Ce n’est pas de la langue métissée, c’est de la langue contaminée…

Il y a grande différence entre l’appropriation de mots venus d’une langue voisine parce qu’ils nous manquaient et accepter de renoncer à des mots qui existaient parce que le modèle anglo-saxon américain vient peu à peu les imposer sournoisement par des canaux divers.

Quand un auteur français (!) ose parler de « Trigger Warnings » alors que le mot « Avertissement » est parfaitement explicite et suffit, sa trahison est double : il tue un mot de la langue française pour nous imposer un terme américain et derrière ce terme, par dessus tout, il cède à l’idéologie économique dominante, laquelle ne veut pas que notre argent, mais veut aussi nous empêcher de penser. Ces « Trigger Warnings » dans une société judiciarisée, visent d’abord à s’éviter le risque d’un procès de la part d’un lecteur qui se trouverait traumatisé par des passages qui lui rappelleraient un épisode douloureux ancien et non à protéger le lecteur « fragile »…

Il existe en France une législation relative à la Littérature de Jeunesse ou par exemple une autre relative aux propos négationnistes ou à l’incitation au suicide , au delà, c’est de la responsabilité des parents, des éducateurs de s’assurer qu’aucun mineur n’accèderait à des textes qui ne lui conviendraient pas…

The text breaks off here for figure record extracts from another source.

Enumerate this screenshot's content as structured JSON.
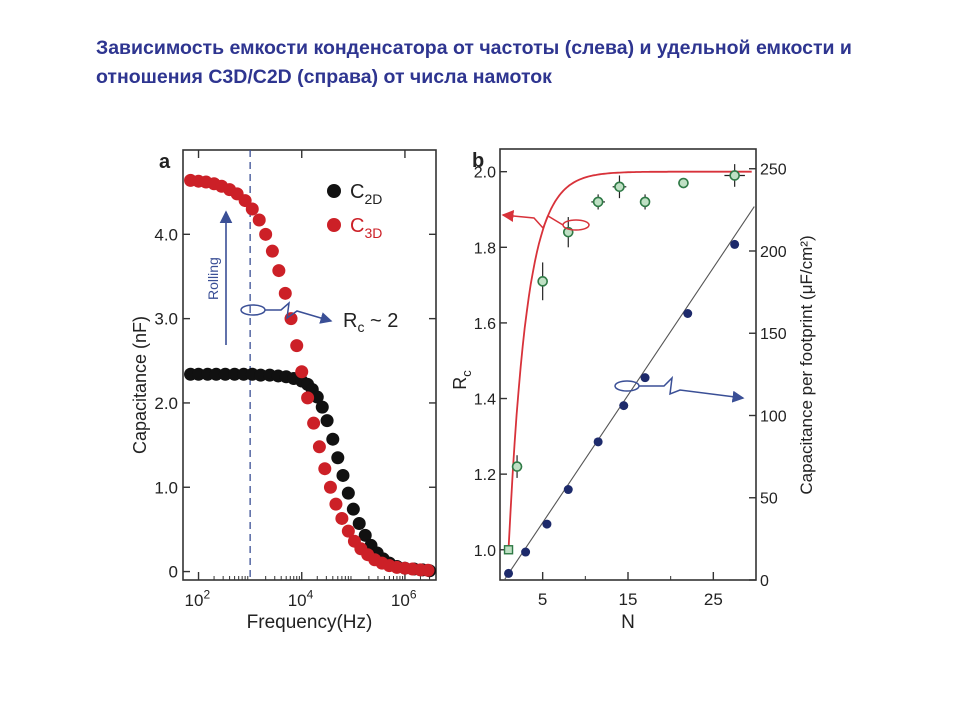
{
  "slide": {
    "title": "Зависимость емкости конденсатора от частоты (слева) и удельной емкости и отношения C3D/C2D (справа) от числа намоток"
  },
  "colors": {
    "title": "#2e3590",
    "c2d": "#111111",
    "c3d": "#cc2027",
    "arrow": "#3a4f96",
    "fit_rc": "#d8323a",
    "rc_points": "#2f7a46",
    "cap_points": "#1d2a6b"
  },
  "chart_data": [
    {
      "type": "scatter",
      "panel_label": "a",
      "xlabel": "Frequency(Hz)",
      "ylabel": "Capacitance (nF)",
      "x_scale": "log",
      "xlim": [
        50,
        4000000
      ],
      "ylim": [
        -0.1,
        5.0
      ],
      "x_ticks": [
        100,
        10000,
        1000000
      ],
      "x_tick_labels": [
        {
          "base": "10",
          "exp": "2"
        },
        {
          "base": "10",
          "exp": "4"
        },
        {
          "base": "10",
          "exp": "6"
        }
      ],
      "y_ticks": [
        0,
        1,
        2,
        3,
        4
      ],
      "y_tick_labels": [
        "0",
        "1.0",
        "2.0",
        "3.0",
        "4.0"
      ],
      "legend": {
        "placement": "top-right",
        "entries": [
          {
            "base": "C",
            "sub": "2D"
          },
          {
            "base": "C",
            "sub": "3D"
          }
        ]
      },
      "annotations": {
        "rolling": "Rolling",
        "ratio_base": "R",
        "ratio_sub": "c",
        "ratio_rest": " ~ 2"
      },
      "marker_freq": 1000,
      "series": [
        {
          "name": "C2D",
          "points": [
            [
              70,
              2.34
            ],
            [
              100,
              2.34
            ],
            [
              150,
              2.34
            ],
            [
              220,
              2.34
            ],
            [
              330,
              2.34
            ],
            [
              500,
              2.34
            ],
            [
              750,
              2.34
            ],
            [
              1100,
              2.34
            ],
            [
              1600,
              2.33
            ],
            [
              2400,
              2.33
            ],
            [
              3500,
              2.32
            ],
            [
              5000,
              2.31
            ],
            [
              7000,
              2.29
            ],
            [
              10000,
              2.26
            ],
            [
              13000,
              2.22
            ],
            [
              16000,
              2.16
            ],
            [
              20000,
              2.07
            ],
            [
              25000,
              1.95
            ],
            [
              31000,
              1.79
            ],
            [
              40000,
              1.57
            ],
            [
              50000,
              1.35
            ],
            [
              63000,
              1.14
            ],
            [
              80000,
              0.93
            ],
            [
              100000,
              0.74
            ],
            [
              130000,
              0.57
            ],
            [
              170000,
              0.43
            ],
            [
              220000,
              0.31
            ],
            [
              290000,
              0.22
            ],
            [
              380000,
              0.15
            ],
            [
              500000,
              0.1
            ],
            [
              700000,
              0.06
            ],
            [
              1000000,
              0.04
            ],
            [
              1500000,
              0.03
            ],
            [
              2200000,
              0.02
            ],
            [
              3000000,
              0.01
            ]
          ]
        },
        {
          "name": "C3D",
          "points": [
            [
              70,
              4.64
            ],
            [
              100,
              4.63
            ],
            [
              140,
              4.62
            ],
            [
              200,
              4.6
            ],
            [
              280,
              4.57
            ],
            [
              400,
              4.53
            ],
            [
              560,
              4.48
            ],
            [
              800,
              4.4
            ],
            [
              1100,
              4.3
            ],
            [
              1500,
              4.17
            ],
            [
              2000,
              4.0
            ],
            [
              2700,
              3.8
            ],
            [
              3600,
              3.57
            ],
            [
              4800,
              3.3
            ],
            [
              6200,
              3.0
            ],
            [
              8000,
              2.68
            ],
            [
              10000,
              2.37
            ],
            [
              13000,
              2.06
            ],
            [
              17000,
              1.76
            ],
            [
              22000,
              1.48
            ],
            [
              28000,
              1.22
            ],
            [
              36000,
              1.0
            ],
            [
              46000,
              0.8
            ],
            [
              60000,
              0.63
            ],
            [
              80000,
              0.48
            ],
            [
              105000,
              0.36
            ],
            [
              140000,
              0.27
            ],
            [
              190000,
              0.2
            ],
            [
              260000,
              0.14
            ],
            [
              360000,
              0.1
            ],
            [
              500000,
              0.07
            ],
            [
              700000,
              0.05
            ],
            [
              1000000,
              0.04
            ],
            [
              1400000,
              0.03
            ],
            [
              2000000,
              0.02
            ],
            [
              2800000,
              0.015
            ]
          ]
        }
      ]
    },
    {
      "type": "scatter",
      "panel_label": "b",
      "xlabel": "N",
      "ylabel_left": "Rc",
      "ylabel_right": "Capacitance per footprint (μF/cm²)",
      "xlim": [
        0,
        30
      ],
      "ylim_left": [
        0.92,
        2.06
      ],
      "ylim_right": [
        0,
        262
      ],
      "x_ticks": [
        5,
        15,
        25
      ],
      "y_ticks_left": [
        1.0,
        1.2,
        1.4,
        1.6,
        1.8,
        2.0
      ],
      "y_tick_labels_left": [
        "1.0",
        "1.2",
        "1.4",
        "1.6",
        "1.8",
        "2.0"
      ],
      "y_ticks_right": [
        0,
        50,
        100,
        150,
        200,
        250
      ],
      "rc_series": {
        "name": "Rc",
        "points": [
          [
            1,
            1.0,
            0,
            0
          ],
          [
            2,
            1.22,
            0,
            0.03
          ],
          [
            5,
            1.71,
            0.4,
            0.05
          ],
          [
            8,
            1.84,
            0.6,
            0.04
          ],
          [
            11.5,
            1.92,
            0.8,
            0.02
          ],
          [
            14,
            1.96,
            0.8,
            0.03
          ],
          [
            17,
            1.92,
            0.5,
            0.02
          ],
          [
            21.5,
            1.97,
            0.6,
            0.01
          ],
          [
            27.5,
            1.99,
            1.2,
            0.03
          ]
        ]
      },
      "cap_series": {
        "name": "Capacitance per footprint",
        "points": [
          [
            1,
            4
          ],
          [
            3,
            17
          ],
          [
            5.5,
            34
          ],
          [
            8,
            55
          ],
          [
            11.5,
            84
          ],
          [
            14.5,
            106
          ],
          [
            17,
            123
          ],
          [
            22,
            162
          ],
          [
            27.5,
            204
          ]
        ]
      }
    }
  ]
}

Michèle Bernard,dans sa chanson « Qui a volé les mots » nous rappelle que la langue française, heureusement non figée, s’est enrichie.

...
Voler aux Anglais, aux Allemands, aux Italiens
(C'est normal entre voisins) (x2)

Oui mais voilà ça va bien plus loin
Ils ont même volé les Polynésiens
Piqué paréo et tabou aux Tuamotu
Chez les Chinois le mot typhon soufflé pour de bon
Banane et macaque en Afrique, tu parles d'un trafic
Le raphia chipé aux Malgaches à coup de cravache
Même aux Arabes, c'est le bouquet, t'imagines pas c'qu'ils ont piqué !
Le barda, le safari, le café, le nénuphar
La guitoune et le satin, la valise et le hasard
Le magasin, le cramoisi, le charabia et l'alchimie
Le sirop, le sofa, le souk et la nouba
- extrait de "Qui a volé les mots" de Michèle Bernard

Quand je dis que « j’ai le flow », c’est à dire que je me trouve dans cet état heureux et autotélique de présence ou d’absorption totale à ce que je fais… c’est que je n’ai pas trouvé de mot meilleur que « flow » pour le dire en français. Je ne prive pas ma langue, je ne la réduis pas, je l’enrichis…

J’emploie plus haut « happy few« . Ma référence était Stendhal. Qui savait aussi se moquer de la « haute »…

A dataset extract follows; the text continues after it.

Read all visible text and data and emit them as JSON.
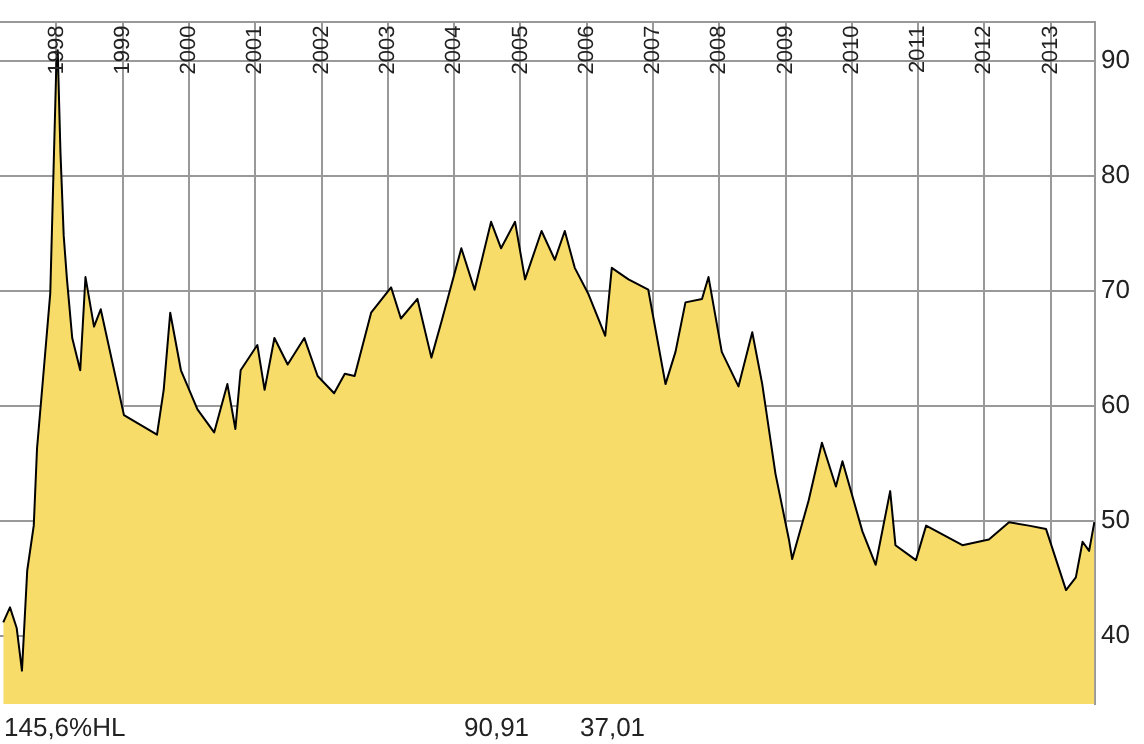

Nos amis du Québec ressentent dans leur « chair linguistique » cette domination de l’américain. C’est ainsi que les plus vifs d’entre eux ont inventé le courriel plutôt que le mail…

La Commission d’enrichissement de la langue française veut profiter des Jeux olympiques de Paris 2024 pour promouvoir la langue de Molière, et effacer des anglicismes. Elle a publié au journal officiel une liste de mots liés aux sports urbains. 

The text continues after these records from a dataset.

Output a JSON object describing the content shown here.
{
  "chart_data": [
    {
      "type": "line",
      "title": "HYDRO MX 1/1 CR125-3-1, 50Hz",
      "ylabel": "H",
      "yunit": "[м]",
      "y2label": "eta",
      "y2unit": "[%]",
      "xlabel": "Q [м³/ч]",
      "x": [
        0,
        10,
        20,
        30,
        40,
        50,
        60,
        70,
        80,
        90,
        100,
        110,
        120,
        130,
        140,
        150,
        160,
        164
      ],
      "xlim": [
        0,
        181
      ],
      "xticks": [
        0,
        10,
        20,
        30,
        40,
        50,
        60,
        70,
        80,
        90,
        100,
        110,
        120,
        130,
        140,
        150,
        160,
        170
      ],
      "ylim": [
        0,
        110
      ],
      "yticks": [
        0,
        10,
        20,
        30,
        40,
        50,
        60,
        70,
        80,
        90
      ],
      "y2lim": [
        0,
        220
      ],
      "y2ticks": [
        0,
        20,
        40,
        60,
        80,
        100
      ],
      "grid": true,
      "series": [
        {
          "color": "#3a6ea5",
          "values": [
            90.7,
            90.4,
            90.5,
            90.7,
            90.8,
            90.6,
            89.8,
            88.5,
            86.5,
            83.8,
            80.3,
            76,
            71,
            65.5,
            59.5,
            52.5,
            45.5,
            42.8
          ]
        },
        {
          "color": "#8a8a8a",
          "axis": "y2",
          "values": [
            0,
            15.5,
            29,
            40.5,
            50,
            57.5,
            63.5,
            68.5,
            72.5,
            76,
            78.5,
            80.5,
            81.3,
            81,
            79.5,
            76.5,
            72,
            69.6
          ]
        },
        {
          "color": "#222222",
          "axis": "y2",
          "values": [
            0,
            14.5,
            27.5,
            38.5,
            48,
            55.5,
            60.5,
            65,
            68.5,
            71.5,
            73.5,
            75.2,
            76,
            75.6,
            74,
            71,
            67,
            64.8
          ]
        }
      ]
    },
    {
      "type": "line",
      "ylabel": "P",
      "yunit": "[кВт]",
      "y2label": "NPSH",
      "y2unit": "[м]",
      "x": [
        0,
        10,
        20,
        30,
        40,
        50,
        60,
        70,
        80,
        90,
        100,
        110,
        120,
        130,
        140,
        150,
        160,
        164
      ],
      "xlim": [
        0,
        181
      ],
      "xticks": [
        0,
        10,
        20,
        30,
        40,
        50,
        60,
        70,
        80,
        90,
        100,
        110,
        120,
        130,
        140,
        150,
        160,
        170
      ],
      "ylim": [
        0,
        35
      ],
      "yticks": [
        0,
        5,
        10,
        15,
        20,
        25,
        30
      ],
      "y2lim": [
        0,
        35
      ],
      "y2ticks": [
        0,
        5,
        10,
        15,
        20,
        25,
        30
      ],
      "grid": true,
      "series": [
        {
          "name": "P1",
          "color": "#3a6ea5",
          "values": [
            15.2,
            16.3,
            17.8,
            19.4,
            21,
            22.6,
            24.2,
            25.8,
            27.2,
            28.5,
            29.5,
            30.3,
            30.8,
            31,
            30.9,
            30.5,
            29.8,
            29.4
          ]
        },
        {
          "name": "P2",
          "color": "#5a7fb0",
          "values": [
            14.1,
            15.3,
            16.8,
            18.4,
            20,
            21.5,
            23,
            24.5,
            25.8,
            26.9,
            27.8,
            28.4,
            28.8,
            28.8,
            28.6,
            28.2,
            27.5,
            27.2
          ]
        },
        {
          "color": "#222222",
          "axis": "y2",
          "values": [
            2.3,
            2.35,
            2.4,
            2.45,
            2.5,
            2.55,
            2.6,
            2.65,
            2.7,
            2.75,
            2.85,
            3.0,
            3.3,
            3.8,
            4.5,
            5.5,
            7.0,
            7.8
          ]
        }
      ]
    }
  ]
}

Acronymes et abréviations insupportables

Quand j’étais dans l’Éducation nationale, c’était un grand jeu que de jongler avec une palanquée d’acronymes. Les parents nous regardaient éberlués lorsqu’en réunion éducative nous demandions si l’enfant avait un PAI (projet d’accueil individualisé) en lien avec son PPS (projet personnel de scolarisation) , de combien d’heures d’AESH (accompagnant d’élèves en situation de handicap) il abénéficiait et s’il fréquentait les APC (activités pédagogiques complémentaires)…

Les enseignants eux-mêmes ne se souviennent pas toujours de la déclinaison précise de ces acronymes… Le pire étant que certains acronymes pouvaient/peuvent varier de sens selon le contexte ou changer au fil du temps.

Rien de plus excluant notamment pour certains milieux sociaux…

Mon plombier emploie parfois des termes mystérieux pour moi mais qui désignent des objets reconnaissables.

Tout à l’heure, je lisais dans un réseau social qu’on parlait de « JDR » . Il s’agissait du terme « jeu de rôles » que rien ne laissait suggérer dans le contexte.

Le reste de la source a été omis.